Kurangnya informasi ini akan mempengaruhi tingkat potensi terjadinya risiko. Ekspor-impor mengenal beberapa bentuk risiko, yaitu:
1. Risiko Transportasi
Jarak antara eksportir dan importir, serta jumlah muatan yang dikirim mempengaruhi tingkat terjadinya risiko terhadap objek hukum, seperti terjadinya kerusakan, kehilangan, dan sebagainya.
Oleh karena itu, importir harus memahami haknya terutama dalam hal pengangkutan serta asuransi yang akan melindungi importir dari kerugian yang terjadi maupun potential loss.
2. Risiko Kredit atau Non-Payment
Jarak jauh antara eksportir dan importir menimbulkan kemungkinan para pihak tidak saling mengenal satu sama lain.

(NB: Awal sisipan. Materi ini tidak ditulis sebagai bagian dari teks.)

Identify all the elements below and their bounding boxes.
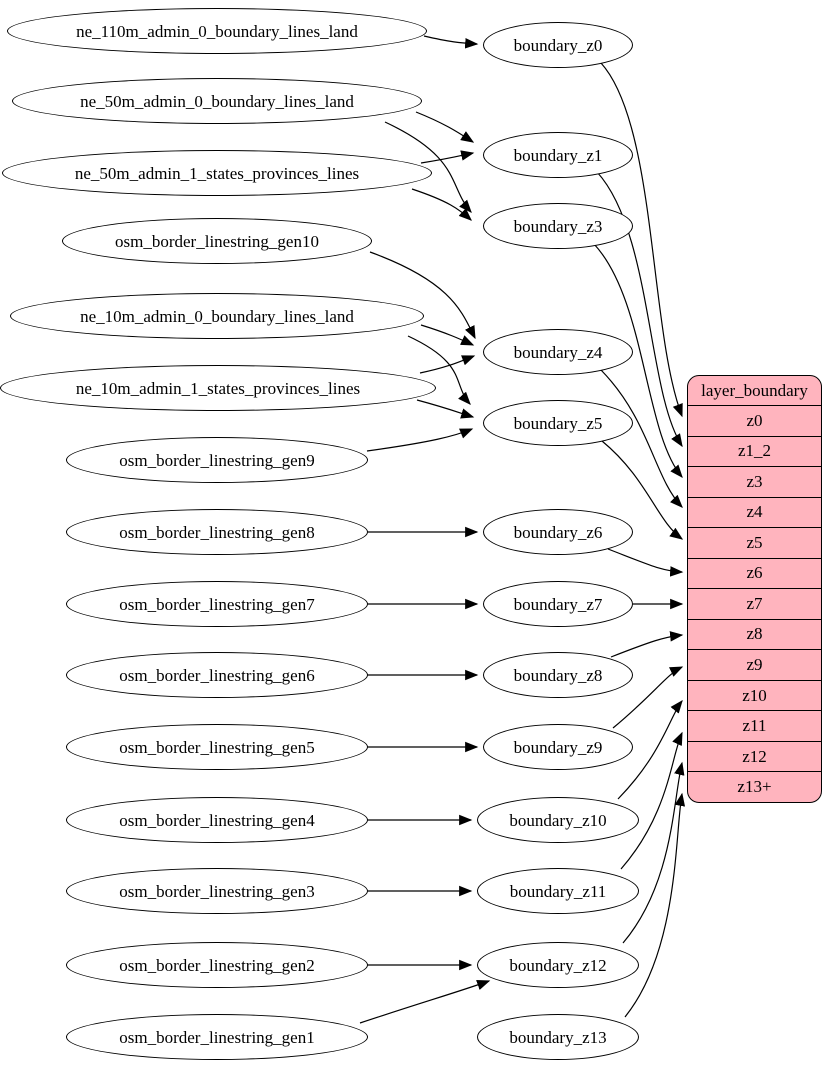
layer-boundary-row-z7: z7 (688, 588, 821, 619)
edge-boundary-z5-to-row-z5 (601, 440, 684, 540)
node-ne-110m-admin-0-boundary-lines-land: ne_110m_admin_0_boundary_lines_land (7, 8, 427, 54)
node-osm-border-linestring-gen6: osm_border_linestring_gen6 (66, 652, 368, 698)
node-ne-10m-admin-1-states-provinces-lines: ne_10m_admin_1_states_provinces_lines (0, 365, 436, 411)
edge-gen10-to-boundary-z4 (369, 251, 476, 340)
layer-boundary-row-z1-2: z1_2 (688, 435, 821, 467)
edge-ne-10m-admin-1-to-boundary-z5 (416, 399, 475, 419)
edge-boundary-z0-to-row-z0 (600, 62, 683, 418)
node-boundary-z4: boundary_z4 (483, 329, 633, 375)
edge-boundary-z3-to-row-z3 (593, 243, 683, 479)
edge-boundary-z11-to-row-z11 (620, 731, 683, 870)
layer-boundary-row-z0: z0 (688, 405, 821, 436)
node-boundary-z5: boundary_z5 (483, 400, 633, 446)
edge-boundary-z12-to-row-z12 (622, 761, 685, 944)
edge-boundary-z1-to-row-z1-2 (596, 171, 683, 448)
node-osm-border-linestring-gen10: osm_border_linestring_gen10 (62, 218, 372, 264)
node-osm-border-linestring-gen3: osm_border_linestring_gen3 (66, 868, 368, 914)
node-ne-10m-admin-0-boundary-lines-land: ne_10m_admin_0_boundary_lines_land (10, 293, 424, 339)
edge-ne-10m-admin-1-to-boundary-z4 (419, 355, 476, 374)
layer-boundary-table-title: layer_boundary (701, 380, 808, 400)
node-osm-border-linestring-gen1: osm_border_linestring_gen1 (66, 1014, 368, 1060)
edge-ne-50m-admin-1-to-boundary-z1 (420, 150, 475, 164)
layer-boundary-row-z11: z11 (688, 710, 821, 741)
node-boundary-z11: boundary_z11 (477, 868, 639, 914)
edge-boundary-z8-to-row-z8 (610, 631, 684, 658)
node-boundary-z3: boundary_z3 (483, 203, 633, 249)
node-boundary-z7: boundary_z7 (483, 581, 633, 627)
layer-boundary-row-z12: z12 (688, 740, 821, 772)
layer-boundary-row-z6: z6 (688, 557, 821, 589)
node-osm-border-linestring-gen4: osm_border_linestring_gen4 (66, 797, 368, 843)
edge-ne-50m-admin-0-to-boundary-z1 (415, 111, 475, 143)
edge-ne-10m-admin-0-to-boundary-z4 (420, 324, 475, 346)
edge-ne-10m-admin-0-to-boundary-z5 (407, 335, 471, 405)
node-boundary-z12: boundary_z12 (477, 942, 639, 988)
layer-boundary-row-z9: z9 (688, 649, 821, 680)
edge-boundary-z4-to-row-z4 (600, 369, 683, 508)
layer-boundary-table: layer_boundary z0 z1_2 z3 z4 z5 z6 z7 z8… (687, 375, 822, 803)
node-boundary-z9: boundary_z9 (483, 724, 633, 770)
node-osm-border-linestring-gen7: osm_border_linestring_gen7 (66, 581, 368, 627)
edge-boundary-z6-to-row-z6 (607, 548, 684, 577)
layer-boundary-row-z10: z10 (688, 679, 821, 711)
node-boundary-z10: boundary_z10 (477, 797, 639, 843)
layer-boundary-row-z5: z5 (688, 527, 821, 558)
node-osm-border-linestring-gen9: osm_border_linestring_gen9 (66, 437, 368, 483)
edge-boundary-z13-to-row-z13plus (624, 792, 686, 1018)
edge-ne-50m-admin-0-to-boundary-z3 (384, 121, 472, 213)
node-osm-border-linestring-gen5: osm_border_linestring_gen5 (66, 724, 368, 770)
node-ne-50m-admin-1-states-provinces-lines: ne_50m_admin_1_states_provinces_lines (2, 150, 432, 196)
node-boundary-z0: boundary_z0 (483, 22, 633, 68)
node-boundary-z6: boundary_z6 (483, 509, 633, 555)
layer-boundary-row-z3: z3 (688, 466, 821, 497)
layer-boundary-row-z4: z4 (688, 496, 821, 528)
edge-ne-50m-admin-1-to-boundary-z3 (411, 188, 472, 221)
edge-ne-110m-admin-0-to-boundary-z0 (423, 35, 479, 49)
edge-boundary-z10-to-row-z10 (617, 699, 683, 800)
node-boundary-z8: boundary_z8 (483, 652, 633, 698)
node-ne-50m-admin-0-boundary-lines-land: ne_50m_admin_0_boundary_lines_land (12, 78, 422, 124)
edge-gen1-to-boundary-z12 (359, 979, 491, 1024)
node-boundary-z13: boundary_z13 (477, 1014, 639, 1060)
edge-gen9-to-boundary-z5 (366, 428, 474, 452)
layer-boundary-row-z8: z8 (688, 618, 821, 650)
node-osm-border-linestring-gen2: osm_border_linestring_gen2 (66, 942, 368, 988)
edge-boundary-z9-to-row-z9 (612, 666, 684, 729)
node-boundary-z1: boundary_z1 (483, 132, 633, 178)
node-osm-border-linestring-gen8: osm_border_linestring_gen8 (66, 509, 368, 555)
layer-boundary-row-z13plus: z13+ (688, 771, 821, 802)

Hal ini dapat menimbulkan risiko apabila pihak importir memiliki itikad tidak baik, sehingga tidak melakukan pembayaran maupun telah membayar yang seharusnya menjadi kewajiban hukumnya.
3. Financial Risk
Risiko finansial dapat timbul ketika terdapat permasalahan dalam dokumen ekspor atau mutu barang yang kemudian berakibat pada terjadinya penundaan pembayaran.
Penundaan tersebut diiringi dengan adanya biaya tambahan, seperti biaya gudang, asuransi, hingga kerusakan barang. Serta diperberat dengan fluktuasi valas terhadap rupiah yang menyebabkan biaya menjadi lebih tinggi.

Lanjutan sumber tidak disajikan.